String 2-Covers with No Length Restrictions
Itai Boneh, Shay Golan, Arseny Shur
TL;DR
The paper addresses the general 2-cover problem for strings, extending prior work on balanced 2-covers to arbitrary substring pairs. It introduces a geometric reformulation that maps the coverage condition to low- and high-dimensional range queries, enabling near-linear time algorithms for reporting all 2-covers up to a length bound, computing the shortest 2-cover, and building a 2-cover oracle. Central innovations include a core-set decomposition separating non-highly periodic from highly periodic substrings, a 2CNF-based range data structure to test cover predicates, and a free-points reporting framework to efficiently enumerate core covers before extending them via periodicity-aware operations. The results yield practical near-linear-time solutions with provable bounds: All_2-covers(S,m) in $ ilde{O}(n + \text{Output})$, Shortest_2-cover(S) in $ ilde{O}(n)$, and 2-cover_Oracle(S) in $ ilde{O}(n)$ preprocessing with $O(\log^3 n)$ query time.

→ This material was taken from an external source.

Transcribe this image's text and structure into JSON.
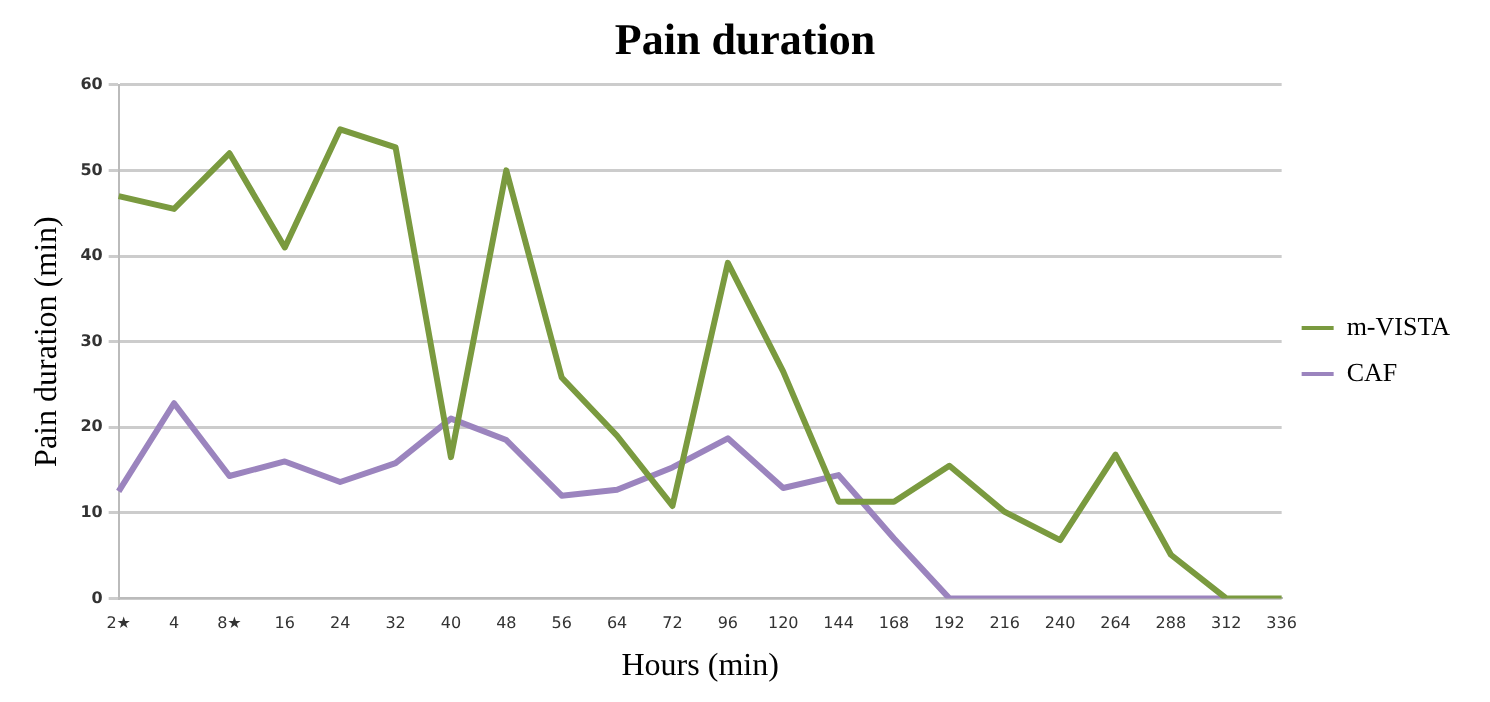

Together, these contributions advance the algorithmic toolkit for string covers, enabling scalable analysis and reporting of 2-covers in large strings and enabling practical use in search, indexing, and context-aware string processing.
Abstract
A $λ$-cover of a string $S$ is a set of strings $\{C_i\}_1^λ$ such that every index in $S$ is contained in an occurrence of at least one string $C_i$. The existence of a $1$-cover defines a well-known class of quasi-periodic strings. Quasi-periodicity can be decided in linear time, and all $1$-covers of a string can be reported in linear time plus the size of the output. Since in general it is NP-complete to decide whether a string has a $λ$-cover, the natural next step is the development of efficient algorithms for $2$-covers. Radoszewski and Straszyński [ESA 2020] analysed the particular case where the strings in a $2$-cover must be of the same length. They provided an algorithm that reports all such $2$-covers of $S$ in time near-linear in $|S|$ and in the size of the output. In this work, we consider $2$-covers in full generality. Since every length-$n$ string has $Ω(n^2)$ trivial $2$-covers (every prefix and suffix of total length at least $n$ constitute such a $2$-cover), we state the reporting problem as follows: given a string $S$ and a number $m$, report all $2$-covers $\{C_1,C_2\}$ of $S$ with length $|C_1|+|C_2|$ upper bounded by $m$. We present an $\tilde{O}(n + Output)$ time algorithm solving this problem, with Output being the size of the output. This algorithm admits a simpler modification that finds a $2$-cover of minimum length. We also provide an $\tilde{O}(n)$ time construction of a $2$-cover oracle which, given two substrings $C_1,C_2$ of $S$, reports in poly-logarithmic time whether $\{C_1,C_2\}$ is a $2$-cover of $S$.